Asset allocation is the highest point in the investment decision pyramid. The decision to invest in Stocks or Bonds or other asset classes will have far more impact on the final return for an investor than the decision to select specific stocks.
Therefore, the Relative Rotation Graph showing the rotation for various asset classes remains a great anchor and guide in that high-level decision-making process.
Relative Uptrend Intact
At the start of December, we can see stocks are the only asset class inside the leading quadrant, which means that they are still in a relative uptrend against the benchmark (VBINX). This is a typical 60-40 (stocks-bonds) balanced portfolio, one that is used as a benchmark by many RIAs for client portfolios.
At the start of the new month, I always find it helpful to take a look at the monthly charts, as they have just completed their last bar or candle (etc.).
As this image was snapped after the 3 December close, the last bar on the image above represents only two days of trading. The close of the full monthly bar for November was almost, not quite, at an all-time-high.
The most important message sent by this chart is that stocks are NOT in a bear market.
Marking Some Support and Resistance Levels/Areas
With the market almost at all-time-highs, it is difficult to assess a resistance level as there are now historical highs that we can use as reference.
Back in August, I wrote an article titled "This is My Trendline, Which One is Yours?". The trend line I described there still stands as of today and it is the solid red line on the chart above.
As time has progressed, I have tried to add a few more lines/levels that I am watching.

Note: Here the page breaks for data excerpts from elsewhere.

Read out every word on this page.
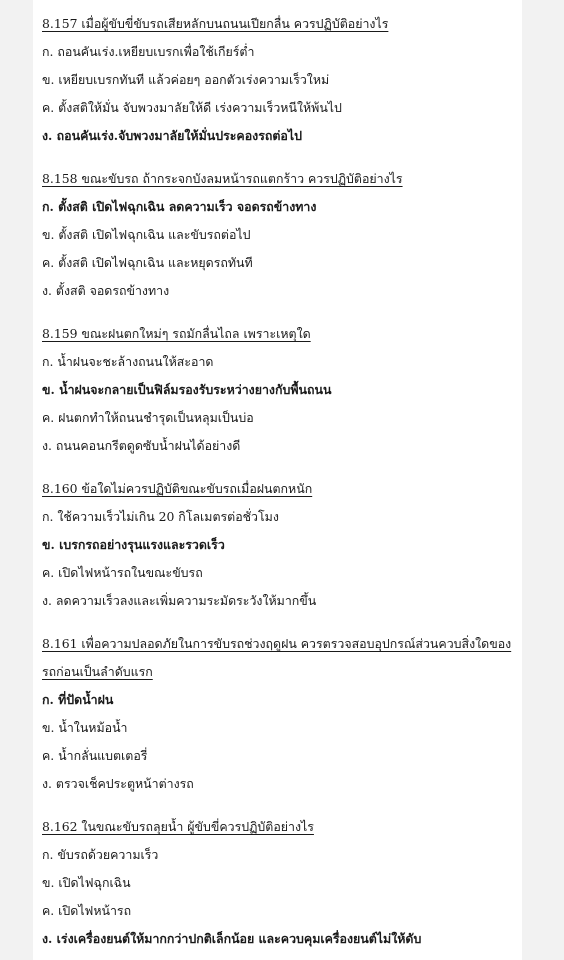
8.157 เมื่อผู้ขับขี่ขับรถเสียหลักบนถนนเปียกลื่น ควรปฏิบัติอย่างไร
ก. ถอนคันเร่ง.เหยียบเบรกเพื่อใช้เกียร์ต่ำ
ข. เหยียบเบรกทันที แล้วค่อยๆ ออกตัวเร่งความเร็วใหม่
ค. ตั้งสติให้มั่น จับพวงมาลัยให้ดี เร่งความเร็วหนีให้พ้นไป
ง. ถอนคันเร่ง.จับพวงมาลัยให้มั่นประคองรถต่อไป
8.158 ขณะขับรถ ถ้ากระจกบังลมหน้ารถแตกร้าว ควรปฏิบัติอย่างไร
ก. ตั้งสติ เปิดไฟฉุกเฉิน ลดความเร็ว จอดรถข้างทาง
ข. ตั้งสติ เปิดไฟฉุกเฉิน และขับรถต่อไป
ค. ตั้งสติ เปิดไฟฉุกเฉิน และหยุดรถทันที
ง. ตั้งสติ จอดรถข้างทาง
8.159 ขณะฝนตกใหม่ๆ รถมักลื่นไถล เพราะเหตุใด
ก. น้ำฝนจะชะล้างถนนให้สะอาด
ข. น้ำฝนจะกลายเป็นฟิล์มรองรับระหว่างยางกับพื้นถนน
ค. ฝนตกทำให้ถนนชำรุดเป็นหลุมเป็นบ่อ
ง. ถนนคอนกรีตดูดซับน้ำฝนได้อย่างดี
8.160 ข้อใดไม่ควรปฏิบัติขณะขับรถเมื่อฝนตกหนัก
ก. ใช้ความเร็วไม่เกิน 20 กิโลเมตรต่อชั่วโมง
ข. เบรกรถอย่างรุนแรงและรวดเร็ว
ค. เปิดไฟหน้ารถในขณะขับรถ
ง. ลดความเร็วลงและเพิ่มความระมัดระวังให้มากขึ้น
8.161 เพื่อความปลอดภัยในการขับรถช่วงฤดูฝน ควรตรวจสอบอุปกรณ์ส่วนควบสิ่งใดของรถก่อนเป็นลำดับแรก
ก. ที่ปัดน้ำฝน
ข. น้ำในหม้อน้ำ
ค. น้ำกลั่นแบตเตอรี่
ง. ตรวจเช็คประตูหน้าต่างรถ
8.162 ในขณะขับรถลุยน้ำ ผู้ขับขี่ควรปฏิบัติอย่างไร
ก. ขับรถด้วยความเร็ว
ข. เปิดไฟฉุกเฉิน
ค. เปิดไฟหน้ารถ
ง. เร่งเครื่องยนต์ให้มากกว่าปกติเล็กน้อย และควบคุมเครื่องยนต์ไม่ให้ดับ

The first one is the light red-dashed line that runs parallel, connecting the highs of 2009, 2010, 2011 and the cluster of monthly market highs in 2014 and 2015. That line gave way at the end of 2017, when the market accelerated higher.
Since that break higher, the dashed parallel has served as a support level a few times. When it was broken downward in December 2018, the solid trend line kicked in as support again.

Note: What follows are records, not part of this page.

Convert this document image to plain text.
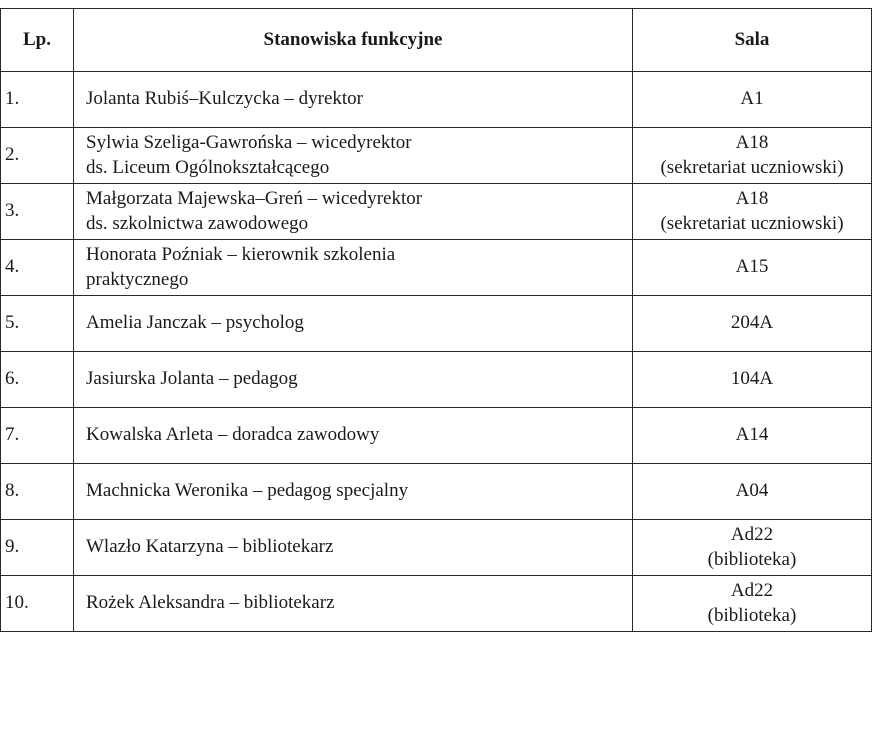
Lp.	Stanowiska funkcyjne	Sala
1.	Jolanta Rubiś–Kulczycka – dyrektor	A1

2.	Sylwia Szeliga-Gawrońska – wicedyrektor
ds. Liceum Ogólnokształcącego	A18
(sekretariat uczniowski)

3.	Małgorzata Majewska–Greń – wicedyrektor
ds. szkolnictwa zawodowego	A18
(sekretariat uczniowski)

4.	Honorata Poźniak – kierownik szkolenia
praktycznego	A15

5.	Amelia Janczak – psycholog	204A

6.	Jasiurska Jolanta – pedagog	104A

7.	Kowalska Arleta – doradca zawodowy	A14

8.	Machnicka Weronika – pedagog specjalny	A04

9.	Wlazło Katarzyna – bibliotekarz	Ad22
(biblioteka)

10.	Rożek Aleksandra – bibliotekarz	Ad22
(biblioteka)
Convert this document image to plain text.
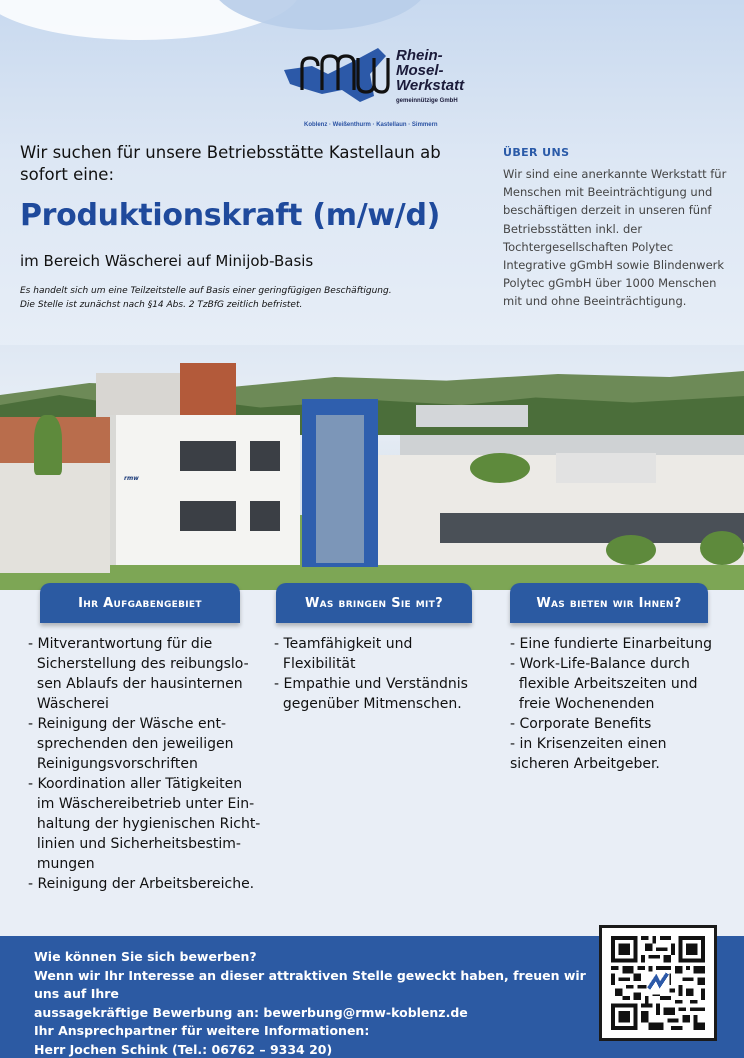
Rhein-
Mosel-
Werkstatt
gemeinnützige GmbH
Koblenz · Weißenthurm · Kastellaun · Simmern
Wir suchen für unsere Betriebsstätte Kastellaun ab sofort eine:
Produktionskraft (m/w/d)
im Bereich Wäscherei auf Minijob-Basis
Es handelt sich um eine Teilzeitstelle auf Basis einer geringfügigen Beschäftigung.
Die Stelle ist zunächst nach §14 Abs. 2 TzBfG zeitlich befristet.
ÜBER UNS
Wir sind eine anerkannte Werkstatt für Menschen mit Beeinträchtigung und beschäftigen derzeit in unseren fünf Betriebsstätten inkl. der Tochtergesellschaften Polytec Integrative gGmbH sowie Blindenwerk Polytec gGmbH über 1000 Menschen mit und ohne Beeinträchtigung.
rmw
Ihr Aufgabengebiet	Was bringen Sie mit?	Was bieten wir Ihnen?
- Mitverantwortung für die
Sicherstellung des reibungslo-
sen Ablaufs der hausinternen
Wäscherei
- Reinigung der Wäsche ent-
sprechenden den jeweiligen
Reinigungsvorschriften
- Koordination aller Tätigkeiten
im Wäschereibetrieb unter Ein-
haltung der hygienischen Richt-
linien und Sicherheitsbestim-
mungen
- Reinigung der Arbeitsbereiche.
- Teamfähigkeit und
Flexibilität
- Empathie und Verständnis
gegenüber Mitmenschen.
- Eine fundierte Einarbeitung
- Work-Life-Balance durch
flexible Arbeitszeiten und
freie Wochenenden
- Corporate Benefits
- in Krisenzeiten einen
sicheren Arbeitgeber.
Wie können Sie sich bewerben?
Wenn wir Ihr Interesse an dieser attraktiven Stelle geweckt haben, freuen wir uns auf Ihre
aussagekräftige Bewerbung an: bewerbung@rmw-koblenz.de
Ihr Ansprechpartner für weitere Informationen:
Herr Jochen Schink (Tel.: 06762 – 9334 20)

The rally out of that December low throughout 2019 is still in play and, after breaking back above that dashed parallel, it has once again started to serve as support on a few occasions. The market seems to respect that sloping area between the two dashed lines going back to 2018.
As usual, more reliability is found in historical peaks and troughs, especially where multiple ones are lining up around the same level.
The chart above is a zoomed-in version of the earlier chart of SPY; it shows the last few years of price action in more detail.
I am watching two horizontal levels. The first one is around 292.50, where peaks were formed in September and October 2018 and again in April, May and June 2019. In the following months, SPY tried to break higher but was not really able to push all the way. The result was three monthly highs, July, August and September, with highs around the same level, 300 (actually slightly higher, but let's round it off to a nice big figure). The break above this level at the close of October finally resulted in a clear move away from resistance.
The upper dashed trend line (resistance), which connects the highs of 2018, is still very preliminary, as we have no idea yet if the November high will actually turn out to be a "high." If we move higher in December, that trend line goes out the door, as they should touch at least three subsequent peaks of similar magnitude.
Please do not get sucked into the practice of connecting two random points on a chart and calling it a trend line...
The two horizontal levels mentioned above, ~292.50 and ~300.00, are the areas where I am now looking for support when the market decides it needs a correction. The shaded green oval highlights how this area will start to coincide with the area between the two dashed parallels.
In a worst-case scenario, there is the major trend line, now around 260, that is still in play. Of course, that is far away, and a lot can happen between now and reaching that line, especially in the structure of the market that unfolds above that level. But, for now, this is what is there for us to work with.
So, the conclusion of all this is that stocks are still the leading asset class as we move into the last month of the year.